La. standoff gunman was treated for mental illness
NEW ORLEANS (AP) -- The gunman who killed two hostages during an August standoff at a rural Louisiana bank had been treated several weeks earlier for paranoid schizophrenia at a California hospital after returning to the U.S. from a trip to Yemen, according to a report released Wednesday by the Louisiana State Police.
Fuaed Abdo Ahmed, 20, was gunned down by a SWAT team that stormed the bank. He had told hostage negotiators that a "device" implanted in his head caused him to hear voices and said he would release his hostages once it was removed, according to the 110-page police report.
A brother told investigators that Ahmed had been trying to "cure himself" with yoga - roughly six hours each day - to avoid taking medication prescribed by doctors in California. The brother, Yasser, also said Ahmed began using bath salts and other "hard drugs" before dropping out of LSU in 2012.
The report says Ahmed fatally shot two employees of the Tensas State Bank in St. Joseph. Four State Police troopers fired a total of 12 rounds at Ahmed, striking him eight times. The State Police investigation concluded that the troopers' actions were justified.
Ahmed was armed with a pistol owned by his brother and an assault rifle that he had purchased a year earlier at a Baton Rouge sporting goods store when he entered the bank on Aug. 13, 2013. He held three bank employees hostage but released one of them, Patricia White, after roughly eight hours of negotiations.
In a letter he left in a van that he drove to the bank, Ahmed said he had "broken all ties with the Islam religion and his family" and has become a "born again Christian."
"He also wrote that he has no ties to the Middle Eastern or Arabic heritage or culture and that he is an American born citizen," the police report says.
The letter also included a list of demands and a threat to start harming hostages after 12 hours. Police found other journals and writings at Ahmed's home, including a handwritten will and a note that described how he would take hostages at the bank or a Wal-Mart.
Ahmed attended LSU for one year before dropping out and traveling to Yemen, where he stayed with his mother for about eight months, the report says. Ahmed was detained for questioning when he returned to the U.S. on a flight from the United Arab Emirates that arrived at Los Angeles International Airport on June 4, 2013.

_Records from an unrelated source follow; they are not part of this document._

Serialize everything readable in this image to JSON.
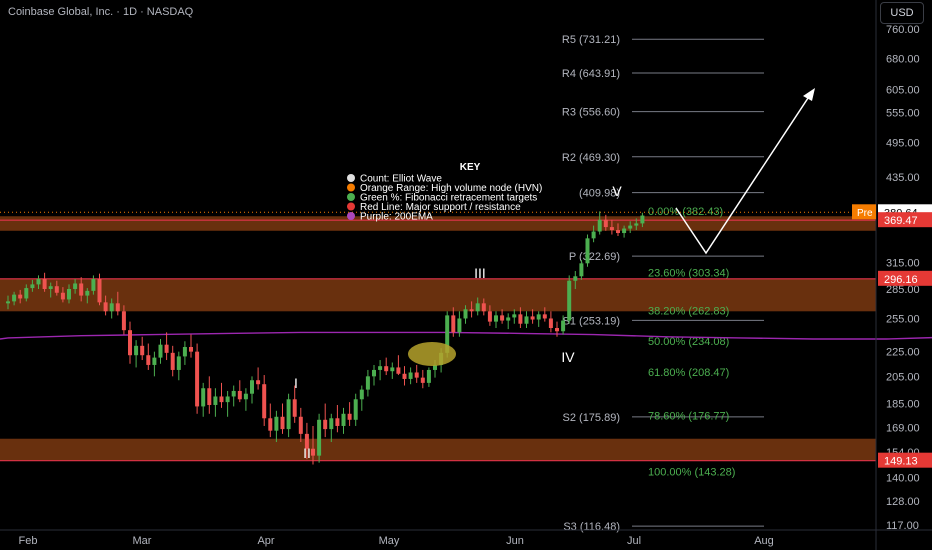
{
  "header": {
    "title": "Coinbase Global, Inc. · 1D · NASDAQ",
    "currency": "USD"
  },
  "colors": {
    "background": "#000000",
    "up": "#4caf50",
    "down": "#ef5350",
    "ema": "#9c27b0",
    "hvn": "#c0571a",
    "support_line": "#e0334a",
    "fib": "#4caf50",
    "pivot_line": "#787b86",
    "price_line": "#f57c00"
  },
  "chart_data": {
    "type": "candlestick",
    "y_axis": {
      "ticks": [
        "760.00",
        "680.00",
        "605.00",
        "555.00",
        "495.00",
        "435.00",
        "375.00",
        "315.00",
        "285.00",
        "255.00",
        "225.00",
        "205.00",
        "185.00",
        "169.00",
        "154.00",
        "140.00",
        "128.00",
        "117.00"
      ],
      "scale": "log"
    },
    "x_axis": {
      "ticks": [
        "Feb",
        "Mar",
        "Apr",
        "May",
        "Jun",
        "Jul",
        "Aug"
      ]
    },
    "price_labels": [
      {
        "text": "Pre",
        "value": "380.64",
        "style": "pre"
      },
      {
        "text": "",
        "value": "373.85",
        "style": "plain"
      },
      {
        "text": "",
        "value": "369.47",
        "style": "down"
      },
      {
        "text": "",
        "value": "296.16",
        "style": "down"
      },
      {
        "text": "",
        "value": "149.13",
        "style": "down"
      }
    ],
    "pivots": [
      {
        "label": "R5 (731.21)",
        "value": 731.21
      },
      {
        "label": "R4 (643.91)",
        "value": 643.91
      },
      {
        "label": "R3 (556.60)",
        "value": 556.6
      },
      {
        "label": "R2 (469.30)",
        "value": 469.3
      },
      {
        "label": "(409.98)",
        "value": 409.98
      },
      {
        "label": "P (322.69)",
        "value": 322.69
      },
      {
        "label": "S1 (253.19)",
        "value": 253.19
      },
      {
        "label": "S2 (175.89)",
        "value": 175.89
      },
      {
        "label": "S3 (116.48)",
        "value": 116.48
      }
    ],
    "fib_levels": [
      {
        "label": "0.00% (382.43)",
        "value": 382.43
      },
      {
        "label": "23.60% (303.34)",
        "value": 303.34
      },
      {
        "label": "38.20% (262.83)",
        "value": 262.83
      },
      {
        "label": "50.00% (234.08)",
        "value": 234.08
      },
      {
        "label": "61.80% (208.47)",
        "value": 208.47
      },
      {
        "label": "78.60% (176.77)",
        "value": 176.77
      },
      {
        "label": "100.00% (143.28)",
        "value": 143.28
      }
    ],
    "hvn_zones": [
      [
        355,
        375
      ],
      [
        262,
        296
      ],
      [
        149,
        162
      ]
    ],
    "support_lines": [
      369.47,
      296.16,
      149.13
    ],
    "wave_labels": [
      "I",
      "II",
      "III",
      "IV",
      "V"
    ],
    "legend": {
      "title": "KEY",
      "items": [
        {
          "text": "Count: Elliot Wave",
          "color": "#e0e0e0"
        },
        {
          "text": "Orange Range: High volume node (HVN)",
          "color": "#f57c00"
        },
        {
          "text": "Green %: Fibonacci retracement targets",
          "color": "#4caf50"
        },
        {
          "text": "Red Line: Major support / resistance",
          "color": "#e53935"
        },
        {
          "text": "Purple: 200EMA",
          "color": "#ab47bc"
        }
      ]
    },
    "candles": [
      [
        270,
        278,
        264,
        272
      ],
      [
        272,
        282,
        268,
        279
      ],
      [
        279,
        284,
        270,
        275
      ],
      [
        275,
        290,
        272,
        286
      ],
      [
        286,
        295,
        282,
        290
      ],
      [
        290,
        300,
        285,
        296
      ],
      [
        296,
        303,
        282,
        285
      ],
      [
        285,
        292,
        276,
        288
      ],
      [
        288,
        294,
        278,
        281
      ],
      [
        281,
        287,
        271,
        274
      ],
      [
        274,
        290,
        270,
        285
      ],
      [
        285,
        296,
        280,
        291
      ],
      [
        291,
        298,
        272,
        278
      ],
      [
        278,
        286,
        270,
        283
      ],
      [
        283,
        300,
        279,
        296
      ],
      [
        296,
        302,
        268,
        271
      ],
      [
        271,
        278,
        258,
        262
      ],
      [
        262,
        275,
        255,
        270
      ],
      [
        270,
        282,
        258,
        262
      ],
      [
        262,
        268,
        240,
        244
      ],
      [
        244,
        252,
        215,
        222
      ],
      [
        222,
        235,
        212,
        230
      ],
      [
        230,
        238,
        218,
        222
      ],
      [
        222,
        232,
        210,
        214
      ],
      [
        214,
        225,
        205,
        220
      ],
      [
        220,
        236,
        215,
        231
      ],
      [
        231,
        242,
        218,
        224
      ],
      [
        224,
        230,
        205,
        210
      ],
      [
        210,
        225,
        202,
        221
      ],
      [
        221,
        234,
        214,
        229
      ],
      [
        229,
        240,
        220,
        225
      ],
      [
        225,
        232,
        178,
        183
      ],
      [
        183,
        200,
        176,
        196
      ],
      [
        196,
        205,
        178,
        184
      ],
      [
        184,
        196,
        176,
        190
      ],
      [
        190,
        200,
        182,
        186
      ],
      [
        186,
        194,
        176,
        190
      ],
      [
        190,
        198,
        183,
        194
      ],
      [
        194,
        202,
        186,
        188
      ],
      [
        188,
        196,
        180,
        192
      ],
      [
        192,
        205,
        185,
        202
      ],
      [
        202,
        212,
        195,
        199
      ],
      [
        199,
        206,
        170,
        175
      ],
      [
        175,
        185,
        163,
        167
      ],
      [
        167,
        180,
        160,
        176
      ],
      [
        176,
        185,
        165,
        168
      ],
      [
        168,
        192,
        163,
        188
      ],
      [
        188,
        198,
        172,
        176
      ],
      [
        176,
        182,
        160,
        165
      ],
      [
        165,
        172,
        150,
        156
      ],
      [
        156,
        170,
        147,
        152
      ],
      [
        152,
        178,
        148,
        174
      ],
      [
        174,
        185,
        163,
        168
      ],
      [
        168,
        178,
        160,
        175
      ],
      [
        175,
        184,
        166,
        170
      ],
      [
        170,
        182,
        165,
        178
      ],
      [
        178,
        186,
        170,
        174
      ],
      [
        174,
        192,
        170,
        188
      ],
      [
        188,
        198,
        180,
        195
      ],
      [
        195,
        210,
        190,
        205
      ],
      [
        205,
        214,
        198,
        210
      ],
      [
        210,
        218,
        202,
        213
      ],
      [
        213,
        220,
        206,
        209
      ],
      [
        209,
        216,
        203,
        212
      ],
      [
        212,
        222,
        206,
        207
      ],
      [
        207,
        213,
        198,
        203
      ],
      [
        203,
        212,
        199,
        208
      ],
      [
        208,
        214,
        200,
        204
      ],
      [
        204,
        210,
        196,
        200
      ],
      [
        200,
        212,
        197,
        210
      ],
      [
        210,
        218,
        204,
        214
      ],
      [
        214,
        228,
        208,
        224
      ],
      [
        224,
        262,
        220,
        258
      ],
      [
        258,
        266,
        238,
        242
      ],
      [
        242,
        262,
        238,
        255
      ],
      [
        255,
        268,
        250,
        264
      ],
      [
        264,
        272,
        256,
        262
      ],
      [
        262,
        276,
        258,
        270
      ],
      [
        270,
        275,
        258,
        262
      ],
      [
        262,
        268,
        248,
        252
      ],
      [
        252,
        262,
        246,
        258
      ],
      [
        258,
        264,
        250,
        253
      ],
      [
        253,
        260,
        245,
        256
      ],
      [
        256,
        264,
        250,
        259
      ],
      [
        259,
        266,
        246,
        250
      ],
      [
        250,
        262,
        246,
        257
      ],
      [
        257,
        264,
        250,
        254
      ],
      [
        254,
        262,
        247,
        259
      ],
      [
        259,
        266,
        252,
        255
      ],
      [
        255,
        262,
        242,
        246
      ],
      [
        246,
        252,
        238,
        243
      ],
      [
        243,
        258,
        240,
        253
      ],
      [
        253,
        300,
        250,
        294
      ],
      [
        294,
        305,
        285,
        299
      ],
      [
        299,
        318,
        295,
        314
      ],
      [
        314,
        350,
        310,
        345
      ],
      [
        345,
        362,
        340,
        354
      ],
      [
        354,
        382,
        350,
        370
      ],
      [
        370,
        377,
        355,
        360
      ],
      [
        360,
        370,
        350,
        356
      ],
      [
        356,
        365,
        348,
        352
      ],
      [
        352,
        362,
        346,
        358
      ],
      [
        358,
        368,
        352,
        362
      ],
      [
        362,
        372,
        356,
        365
      ],
      [
        365,
        380,
        360,
        376
      ]
    ],
    "ema200": [
      [
        0,
        237
      ],
      [
        12,
        239
      ],
      [
        24,
        240
      ],
      [
        36,
        241
      ],
      [
        48,
        242
      ],
      [
        60,
        242
      ],
      [
        72,
        242
      ],
      [
        84,
        241
      ],
      [
        96,
        240
      ],
      [
        108,
        238
      ],
      [
        120,
        237
      ],
      [
        132,
        236
      ],
      [
        144,
        236
      ],
      [
        156,
        238
      ],
      [
        166,
        240
      ]
    ]
  }
}
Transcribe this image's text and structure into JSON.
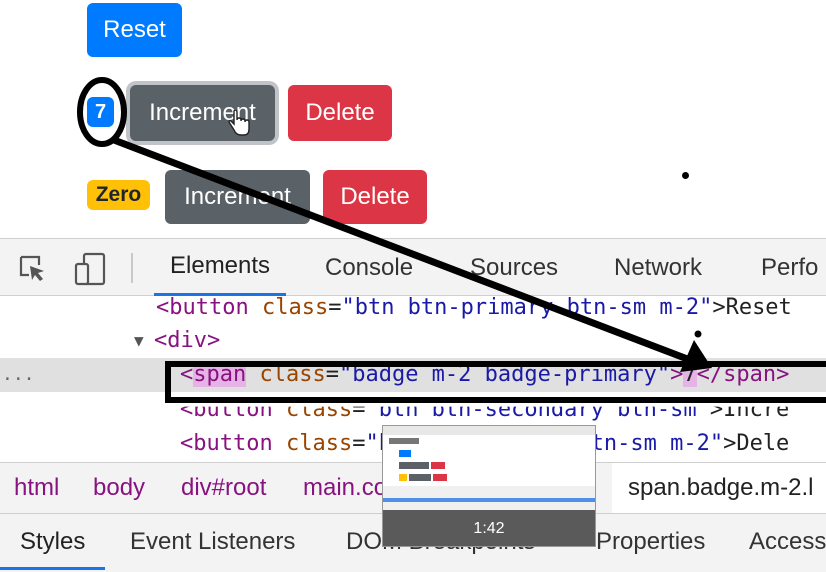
{
  "app": {
    "reset_label": "Reset",
    "counters": [
      {
        "badge": "7",
        "increment_label": "Increment",
        "delete_label": "Delete"
      },
      {
        "badge": "Zero",
        "increment_label": "Increment",
        "delete_label": "Delete"
      }
    ]
  },
  "devtools": {
    "tabs": [
      "Elements",
      "Console",
      "Sources",
      "Network",
      "Perfo"
    ],
    "active_tab": "Elements",
    "code": {
      "line1": {
        "open": "<button ",
        "attr": "class",
        "eq": "=",
        "val": "\"btn btn-primary btn-sm m-2\"",
        "close": ">Reset"
      },
      "line2": {
        "arrow": "▼",
        "tag": "<div>"
      },
      "line3": {
        "dots": "...",
        "lt": "<",
        "tag": "span",
        "attr": " class",
        "eq": "=",
        "val": "\"badge m-2 badge-primary\"",
        "gt": ">",
        "content": "7",
        "close": "</span>"
      },
      "line4": {
        "open": "<button ",
        "attr": "class",
        "eq": "=",
        "val": "\"btn btn-secondary btn-sm\"",
        "close": ">Incre"
      },
      "line5": {
        "open": "<button ",
        "attr": "class",
        "eq": "=",
        "val": "\"btn btn-danger btn-sm m-2\"",
        "close": ">Dele"
      }
    },
    "breadcrumbs": [
      "html",
      "body",
      "div#root",
      "main.co"
    ],
    "current_crumb": "span.badge.m-2.l",
    "subtabs": [
      "Styles",
      "Event Listeners",
      "DOM Breakpoints",
      "Properties",
      "Access"
    ],
    "active_subtab": "Styles"
  },
  "thumbnail": {
    "time": "1:42"
  },
  "colors": {
    "primary": "#007bff",
    "secondary": "#5a6268",
    "danger": "#dc3545",
    "warning": "#ffc107",
    "devtools_accent": "#1a73e8"
  }
}
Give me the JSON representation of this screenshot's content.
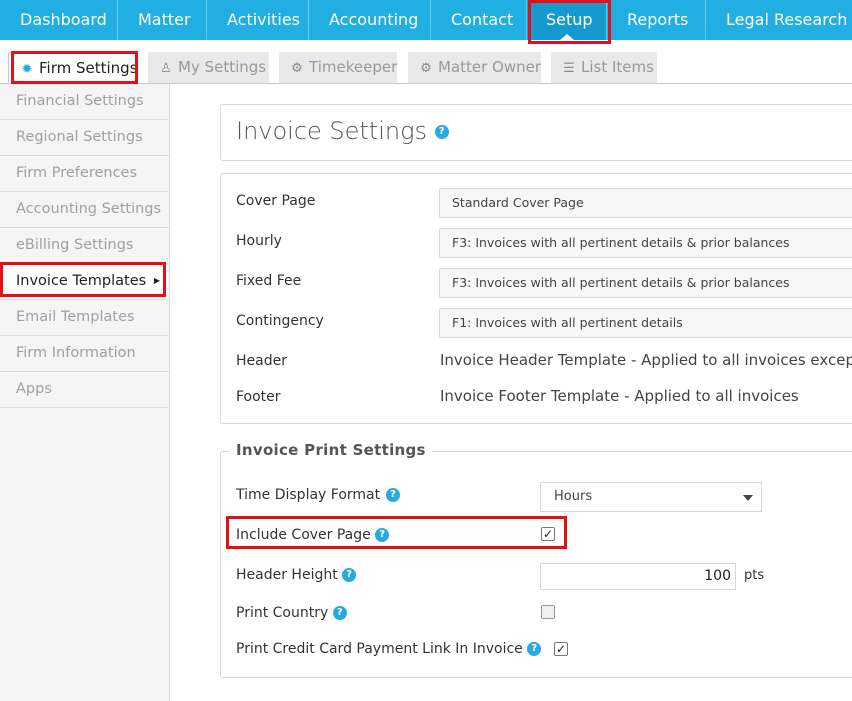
{
  "top_nav": {
    "items": [
      "Dashboard",
      "Matter",
      "Activities",
      "Accounting",
      "Contact",
      "Setup",
      "Reports",
      "Legal Research"
    ],
    "active": "Setup"
  },
  "sub_tabs": [
    {
      "label": "Firm Settings",
      "icon": "gear-icon"
    },
    {
      "label": "My Settings",
      "icon": "user-icon"
    },
    {
      "label": "Timekeeper",
      "icon": "gears-icon"
    },
    {
      "label": "Matter Owner",
      "icon": "gear-icon"
    },
    {
      "label": "List Items",
      "icon": "list-icon"
    }
  ],
  "sidebar": {
    "items": [
      "Financial Settings",
      "Regional Settings",
      "Firm Preferences",
      "Accounting Settings",
      "eBilling Settings",
      "Invoice Templates",
      "Email Templates",
      "Firm Information",
      "Apps"
    ],
    "active": "Invoice Templates"
  },
  "page": {
    "title": "Invoice Settings",
    "help_glyph": "?"
  },
  "templates": {
    "cover_page": {
      "label": "Cover Page",
      "value": "Standard Cover Page"
    },
    "hourly": {
      "label": "Hourly",
      "value": "F3: Invoices with all pertinent details & prior balances"
    },
    "fixed_fee": {
      "label": "Fixed Fee",
      "value": "F3: Invoices with all pertinent details & prior balances"
    },
    "contingency": {
      "label": "Contingency",
      "value": "F1: Invoices with all pertinent details"
    },
    "header": {
      "label": "Header",
      "value": "Invoice Header Template - Applied to all invoices except th"
    },
    "footer": {
      "label": "Footer",
      "value": "Invoice Footer Template - Applied to all invoices"
    }
  },
  "print_settings": {
    "legend": "Invoice Print Settings",
    "time_display_format": {
      "label": "Time Display Format",
      "value": "Hours"
    },
    "include_cover_page": {
      "label": "Include Cover Page",
      "checked": true
    },
    "header_height": {
      "label": "Header Height",
      "value": "100",
      "unit": "pts"
    },
    "print_country": {
      "label": "Print Country",
      "checked": false
    },
    "print_cc_link": {
      "label": "Print Credit Card Payment Link In Invoice",
      "checked": true
    }
  },
  "check_glyph": "✓",
  "colors": {
    "nav_bg": "#21aee3",
    "nav_active": "#1599cf",
    "accent": "#29a9df",
    "highlight": "#e3101a"
  }
}
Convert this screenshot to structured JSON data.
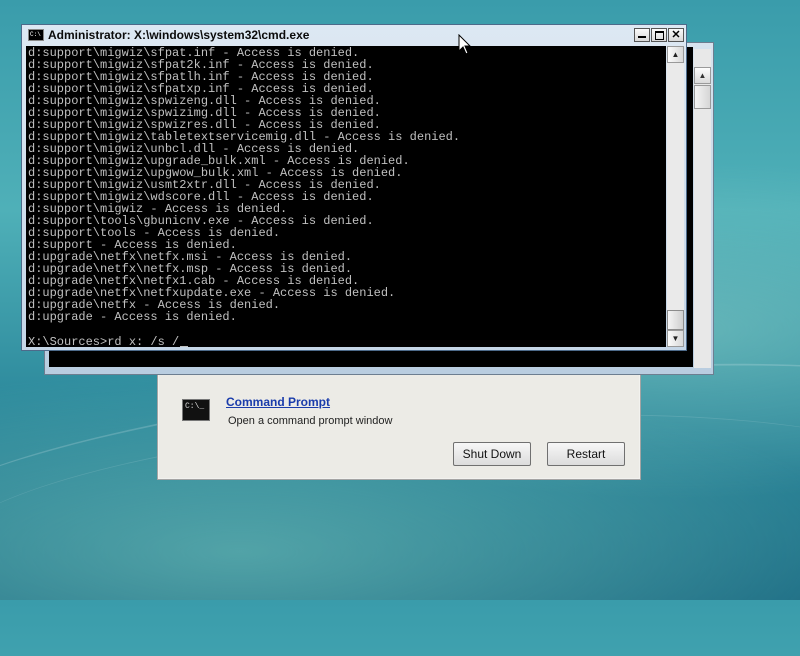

The police report doesn't specify why the Department of Homeland Security had placed a "72 hour hold" on Ahmed, but it notes that he had been accused of sending a threatening Facebook message to a former high-school coach while he was in Yemen. The coach reported the threat to the East Carroll Parish Sheriff's Office, which notified the Louisiana State Police.
Ahmed was treated for eight days at Harbor-UCLA Medical Center in Los Angeles before returning to Louisiana and working at a family-owned store in St. Joseph.
White, the hostage who was released, told police that she had overheard co-workers LaDean McDaniel and Jay Warbington talking about Ahmed when she arrived at work on the day of the standoff. At another time, Ahmed had made them uncomfortable when he entered the bank carrying a tote bag.
The day of the standoff, Ahmed was carrying a bag containing duct tape, a propane torch, a hatchet, pliers and other items and took all three employees hostage.
"He stated to them that he was not a terrorist and he was not there to rob the bank. He stated, `You know why I am here,'" the report says.
Ahmed released White shortly after 8 p.m. Just before midnight and Ahmed's threatened deadline for hurting hostages, the SWAT team entered the bank and used an explosive charge to blow open a door to the room where Ahmed was holding the other two hostages. Ahmed "immediately" shot both Warbington and McDaniel once in the head before the troopers shot and killed him, the report says
An FBI agent who was on the phone with Ahmed at the time of the shootings told police that he only heard screams after the SWAT team entered the room.